Tonight I cut and paste an excellent article from Huffington Post.
"Why has the Black Lives Matter movement not been classified as a hate group? Elisabeth Hasselbeck on Fox and Friends
Bill O'Reilly, in another conversation, answered this question in the affirmative and swore he would "shut them down." But how does one shut down the legitimate, organic forces of social change? In a modern democracy is the goal really silent, hands- folded conformity? Is this not a vision straight out of some futuristic, dystopian novel like Brave New World?
After all, racism in not a relic of the past to be found in a museum, gawked at and then largely forgotten in one's race to the cafeteria to enjoy a latte, as Fox news tries to peddle.
Racism still thrives. For example, between 2002 and 2014, consistently about 90% of people stopped and frisked in New York City by police were black or Latino, according to data by the New York Civil Liberties Union gleaned from police reports themselves.
Even white felons are more trusted by employers than blacks with no criminal record. According to a recent study that attempted to measure racial discrimination in hiring practices: "Among those with no criminal record, white applicants were more than twice as likely to receive a callback relative to equally qualified black applicants. Even more troubling, whites with a felony conviction fared just as well, if not better, than a black applicant with a clean background."
Obviously, contemporary racism takes more insidious and subtler forms than its virulent predecessors. In the South in the 1950's, black people could not vote because of literacy tests, poll taxes, and threats of violence. Today Republicans cloak the denial of the right to vote in the subterfuge of countering voting fraud, even if it is so rare that it is virtually non-existent. For example, one can vote in Texas with a gun permit, but not with a college identification. A party that wants to deny people the right to vote is a moribund political party.
Therefore, movements, such as Black Lives Matter, besides being integral to developing the next generation of political leaders fighting for racial justice, are an extension of the civil right's struggle rooted in the 1960's. Now, today's activists may be angrier than the iconic civil rights leaders of the '60's, but this anger can not be dismissed as illegitimate; for doing so would be a direct denial of the black experience in America, as the data on "stop and frisk" patterns suggests.
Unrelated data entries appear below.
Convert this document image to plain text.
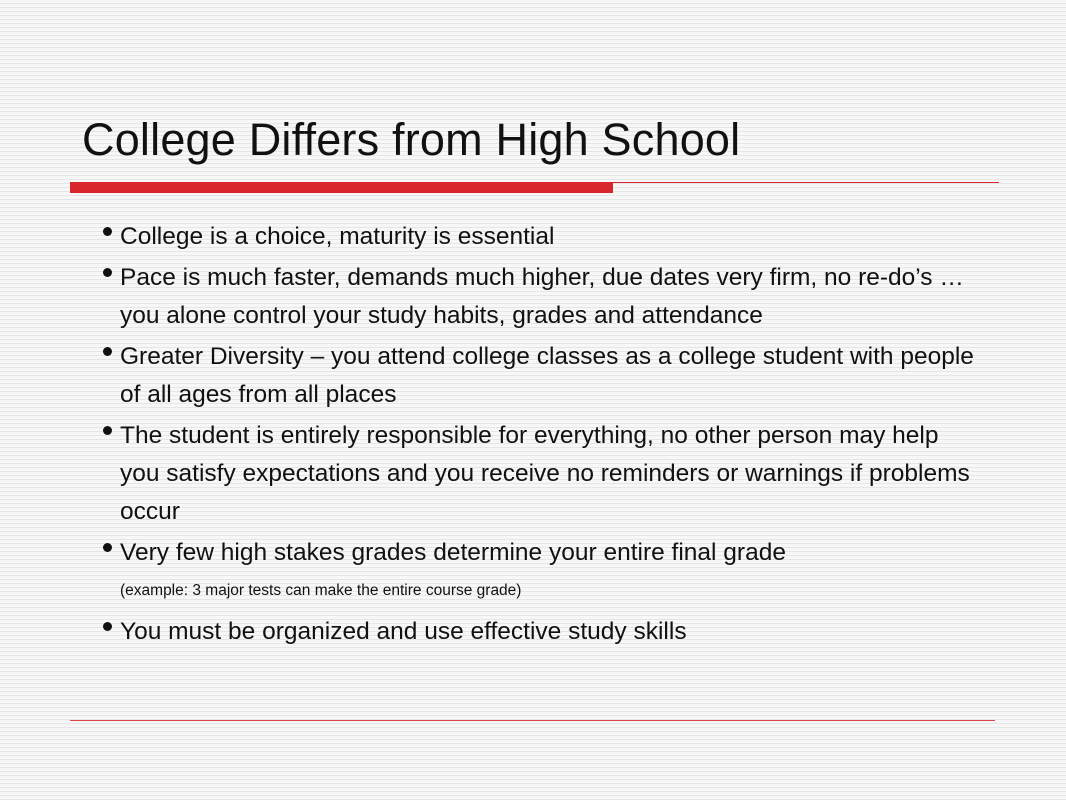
College Differs from High School
College is a choice, maturity is essential
Pace is much faster, demands much higher, due dates very firm, no re-do’s … you alone control your study habits, grades and attendance
Greater Diversity – you attend college classes as a college student with people of all ages from all places
The student is entirely responsible for everything, no other person may help you satisfy expectations and you receive no reminders or warnings if problems occur
Very few high stakes grades determine your entire final grade
(example: 3 major tests can make the entire course grade)
You must be organized and use effective study skills
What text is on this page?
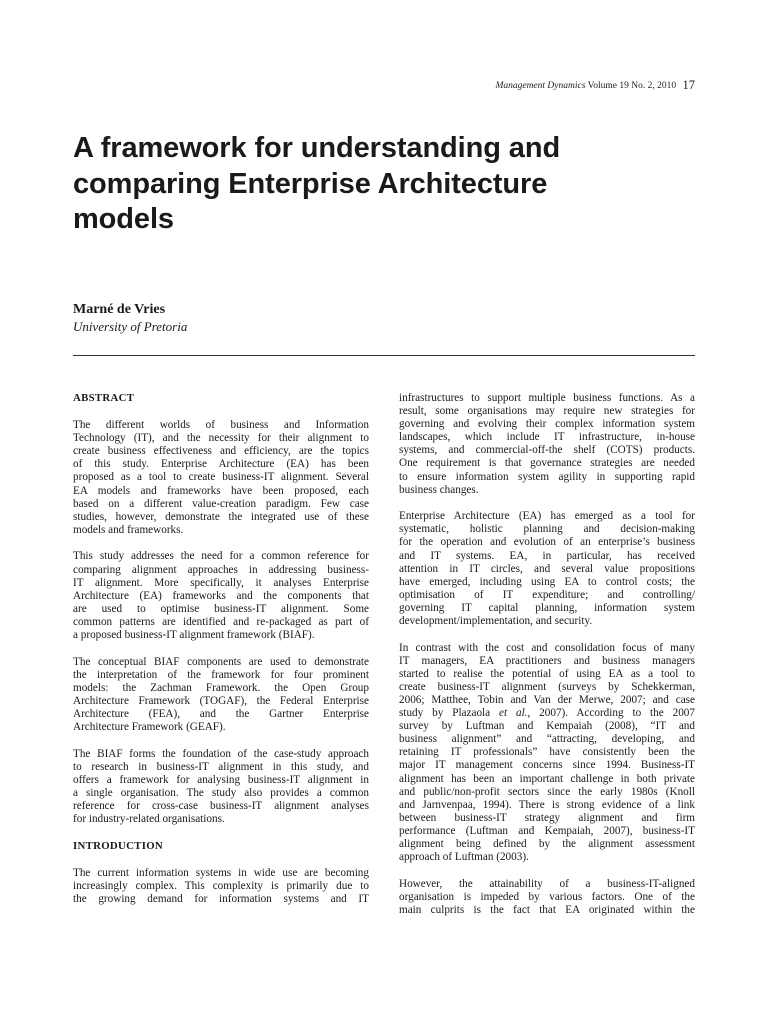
Management Dynamics Volume 19 No. 2, 2010 17
A framework for understanding and
comparing Enterprise Architecture
models
Marné de Vries
University of Pretoria

ABSTRACT

The different worlds of business and Information
Technology (IT), and the necessity for their alignment to
create business effectiveness and efficiency, are the topics
of this study. Enterprise Architecture (EA) has been
proposed as a tool to create business-IT alignment. Several
EA models and frameworks have been proposed, each
based on a different value-creation paradigm. Few case
studies, however, demonstrate the integrated use of these
models and frameworks.

This study addresses the need for a common reference for
comparing alignment approaches in addressing business-
IT alignment. More specifically, it analyses Enterprise
Architecture (EA) frameworks and the components that
are used to optimise business-IT alignment. Some
common patterns are identified and re-packaged as part of
a proposed business-IT alignment framework (BIAF).

The conceptual BIAF components are used to demonstrate
the interpretation of the framework for four prominent
models: the Zachman Framework. the Open Group
Architecture Framework (TOGAF), the Federal Enterprise
Architecture (FEA), and the Gartner Enterprise
Architecture Framework (GEAF).

The BIAF forms the foundation of the case-study approach
to research in business-IT alignment in this study, and
offers a framework for analysing business-IT alignment in
a single organisation. The study also provides a common
reference for cross-case business-IT alignment analyses
for industry-related organisations.

INTRODUCTION

The current information systems in wide use are becoming
increasingly complex. This complexity is primarily due to
the growing demand for information systems and IT

infrastructures to support multiple business functions. As a
result, some organisations may require new strategies for
governing and evolving their complex information system
landscapes, which include IT infrastructure, in-house
systems, and commercial-off-the shelf (COTS) products.
One requirement is that governance strategies are needed
to ensure information system agility in supporting rapid
business changes.

Enterprise Architecture (EA) has emerged as a tool for
systematic, holistic planning and decision-making
for the operation and evolution of an enterprise’s business
and IT systems. EA, in particular, has received
attention in IT circles, and several value propositions
have emerged, including using EA to control costs; the
optimisation of IT expenditure; and controlling/
governing IT capital planning, information system
development/implementation, and security.

In contrast with the cost and consolidation focus of many
IT managers, EA practitioners and business managers
started to realise the potential of using EA as a tool to
create business-IT alignment (surveys by Schekkerman,
2006; Matthee, Tobin and Van der Merwe, 2007; and case
study by Plazaola et al., 2007). According to the 2007
survey by Luftman and Kempaiah (2008), “IT and
business alignment” and “attracting, developing, and
retaining IT professionals” have consistently been the
major IT management concerns since 1994. Business-IT
alignment has been an important challenge in both private
and public/non-profit sectors since the early 1980s (Knoll
and Jarnvenpaa, 1994). There is strong evidence of a link
between business-IT strategy alignment and firm
performance (Luftman and Kempaiah, 2007), business-IT
alignment being defined by the alignment assessment
approach of Luftman (2003).

However, the attainability of a business-IT-aligned
organisation is impeded by various factors. One of the
main culprits is the fact that EA originated within the
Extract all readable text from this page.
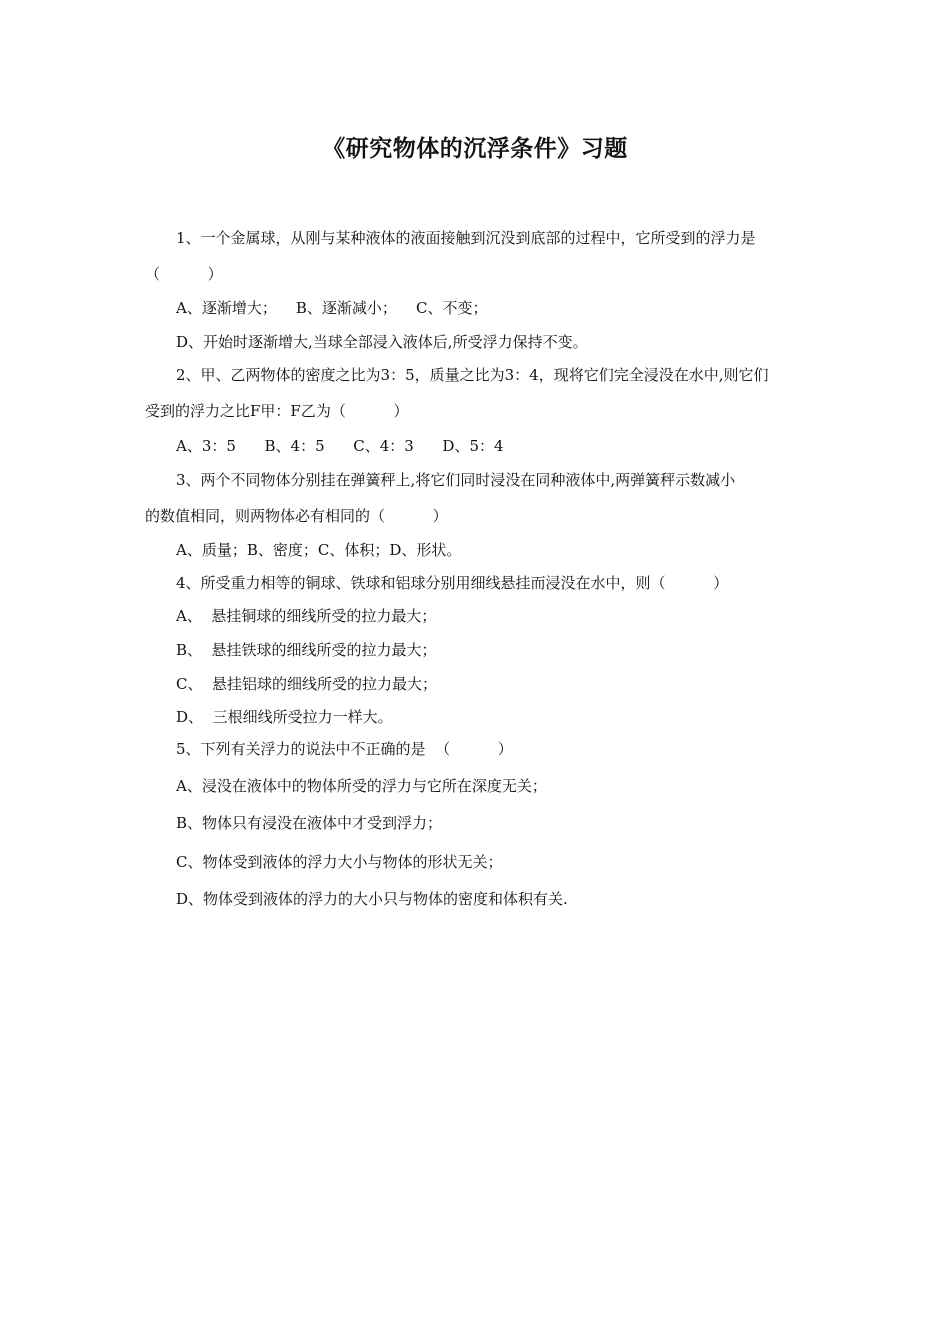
《研究物体的沉浮条件》习题
1、一个金属球，从刚与某种液体的液面接触到沉没到底部的过程中，它所受到的浮力是
（          ）
A、逐渐增大；    B、逐渐减小；    C、不变；
D、开始时逐渐增大,当球全部浸入液体后,所受浮力保持不变。
2、甲、乙两物体的密度之比为3：5，质量之比为3：4，现将它们完全浸没在水中,则它们
受到的浮力之比F甲：F乙为（          ）
A、3：5      B、4：5      C、4：3      D、5：4
3、两个不同物体分别挂在弹簧秤上,将它们同时浸没在同种液体中,两弹簧秤示数减小
的数值相同，则两物体必有相同的（          ）
A、质量；B、密度；C、体积；D、形状。
4、所受重力相等的铜球、铁球和铝球分别用细线悬挂而浸没在水中，则（          ）
A、  悬挂铜球的细线所受的拉力最大；
B、  悬挂铁球的细线所受的拉力最大；
C、  悬挂铝球的细线所受的拉力最大；
D、  三根细线所受拉力一样大。
5、下列有关浮力的说法中不正确的是  （          ）
A、浸没在液体中的物体所受的浮力与它所在深度无关；
B、物体只有浸没在液体中才受到浮力；
C、物体受到液体的浮力大小与物体的形状无关；
D、物体受到液体的浮力的大小只与物体的密度和体积有关.
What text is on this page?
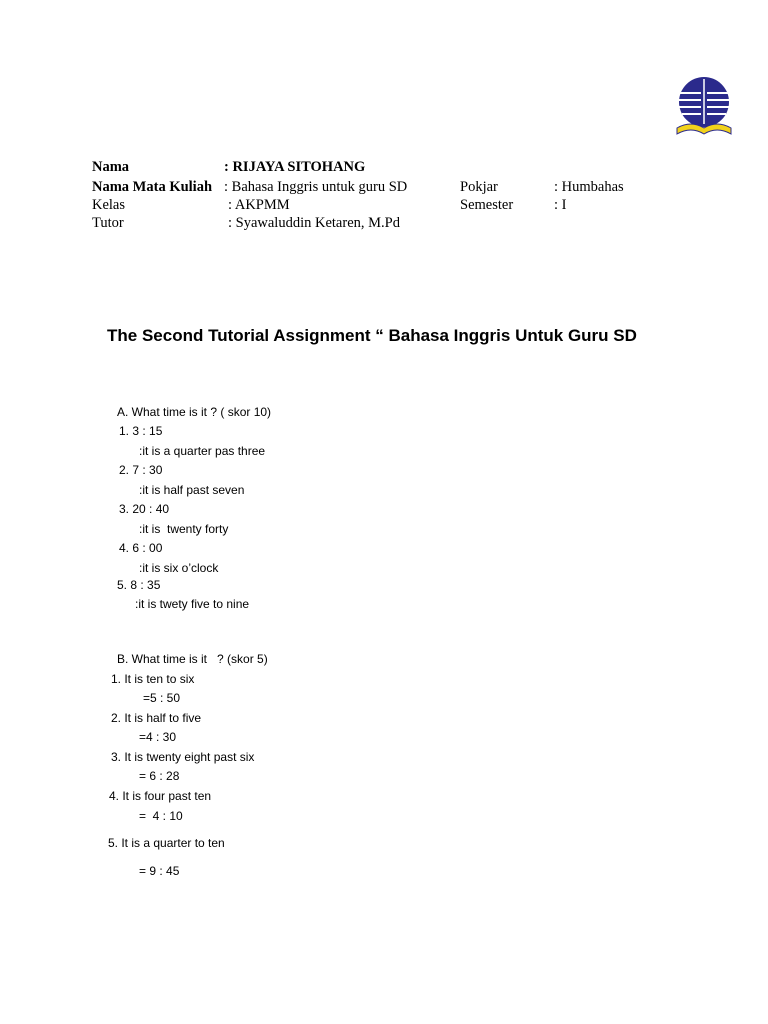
Nama	: RIJAYA SITOHANG
Nama Mata Kuliah : Bahasa Inggris untuk guru SD	Pokjar	: Humbahas
Kelas	: AKPMM	Semester	: I
Tutor	: Syawaluddin Ketaren, M.Pd
The Second Tutorial Assignment “ Bahasa Inggris Untuk Guru SD
A. What time is it ? ( skor 10)
1. 3 : 15
:it is a quarter pas three
2. 7 : 30
:it is half past seven
3. 20 : 40
:it is  twenty forty
4. 6 : 00
:it is six o’clock
5. 8 : 35
:it is twety five to nine
B. What time is it   ? (skor 5)
1. It is ten to six
=5 : 50
2. It is half to five
=4 : 30
3. It is twenty eight past six
= 6 : 28
4. It is four past ten
=  4 : 10
5. It is a quarter to ten
= 9 : 45
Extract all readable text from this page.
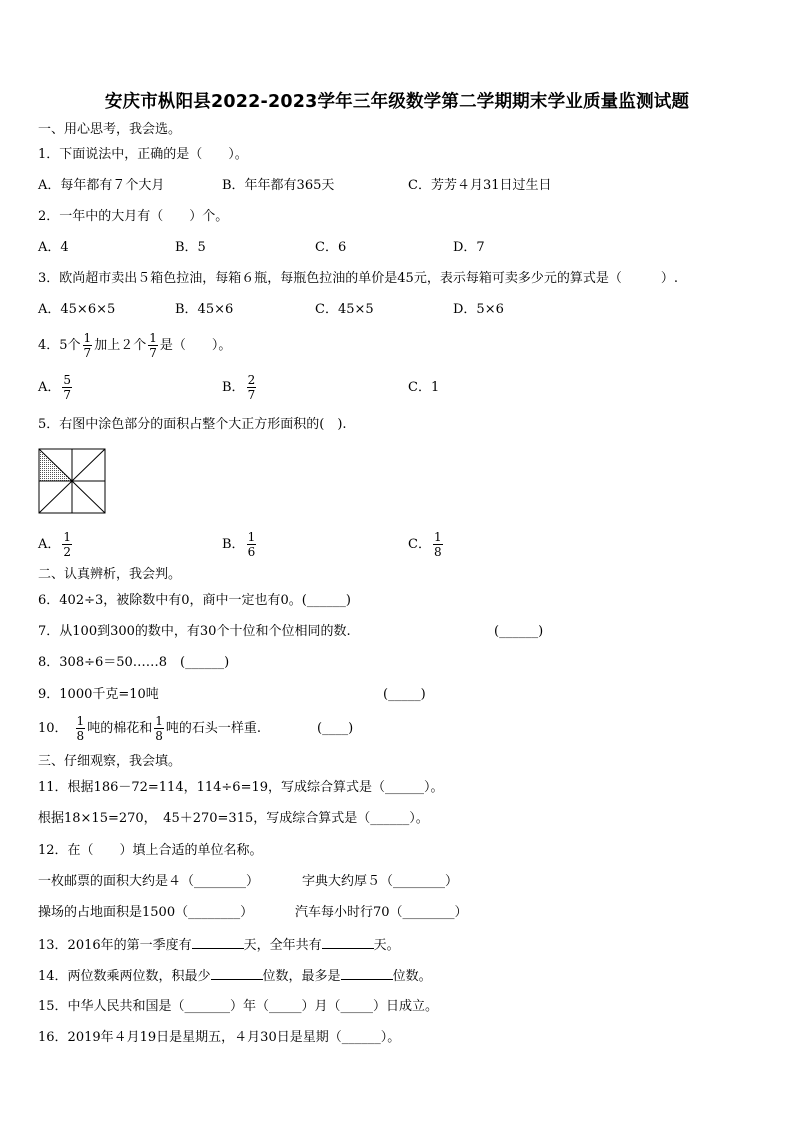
安庆市枞阳县2022-2023学年三年级数学第二学期期末学业质量监测试题
一、用心思考，我会选。
1．下面说法中，正确的是（　　）。
A．每年都有７个大月	B．年年都有365天	C．芳芳４月31日过生日
2．一年中的大月有（　　）个。
A．4	B．5	C．6	D．7
3．欧尚超市卖出５箱色拉油，每箱６瓶，每瓶色拉油的单价是45元，表示每箱可卖多少元的算式是（　　　）.
A．45×6×5	B．45×6	C．45×5	D．5×6
4．5个 $\frac{1}{7}$ 加上２个 $\frac{1}{7}$ 是（　　）。
A． $\frac{5}{7}$	B． $\frac{2}{7}$	C．1
5．右图中涂色部分的面积占整个大正方形面积的(　).
A． $\frac{1}{2}$	B． $\frac{1}{6}$	C． $\frac{1}{8}$
二、认真辨析，我会判。
6．402÷3，被除数中有0，商中一定也有0。(______)
7．从100到300的数中，有30个十位和个位相同的数.	(______)
8．308÷6＝50……8　(______)
9．1000千克=10吨	(_____)
10． $\frac{1}{8}$ 吨的棉花和 $\frac{1}{8}$ 吨的石头一样重.	(____)
三、仔细观察，我会填。
11．根据186－72=114，114÷6=19，写成综合算式是（______）。
根据18×15=270，　45＋270=315，写成综合算式是（______）。
12．在（　　）填上合适的单位名称。
一枚邮票的面积大约是４（________）	字典大约厚５（________）
操场的占地面积是1500（________）	汽车每小时行70（________）
13．2016年的第一季度有	天，全年共有	天。
14．两位数乘两位数，积最少	位数，最多是	位数。
15．中华人民共和国是（_______）年（_____）月（_____）日成立。
16．2019年４月19日是星期五，４月30日是星期（______）。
In a recent march in St. Paul, Minnesota, Black Lives Matters leaders shouted in unison "Pigs in a blanket, fry 'em like bacon" one day after a policeman was gunned down in cold blood in Houston. Such demonstrations of questionable behavior will draw animus even from whites and others of good will. But shouting irresponsible, juvenile refrains is not the same as cold blooded murder of a police officer and trying to connect the two, like O'Reilly does, is largely the work of someone who has not looked in his own heart to pry himself free of racial bigotries.
If the realities Black Lives Matters activists did not exist or were imagined, then Eric Garner would still be alive and not killed by a police officer in Staten Island who put him in an illegal chokehold for the shocking crime of selling loose cigarettes. With his dying breath, he repeated "I can't breath" eleven times before succumbing.
When Fox news sycophants deny racism and condemn Black Live's Matters they are disrespecting the death of Eric Garner and many others who died in police custody for no apparent reason. They are throwing dirt on the grave of Trayvon Martin who was killed for walking down the street eating Skittles by a man-child who readily used as a defense the wide latitude given by Stand Your Ground laws to justify cold-blooded murder.
The white hegemony that conservatives are trying to protect no longer exists and they are the only ones who can't see it. No, the vision that O'Reilly and other conservatives have is largely one very reminiscent of a 1950's television drama where blacks were largely seen, but not heard. It is an anachronism as dated as any Norman Rockwell portrayal of Americana.
Whether it is Black Lives Matter who demand to be heard or others, Fox News will attempt to shout down the movement to protect their cherished vision of a monochrome America, instead of the messy, rigidly stratified America that so many face." [Source]
I am glad I am not the only one to see it.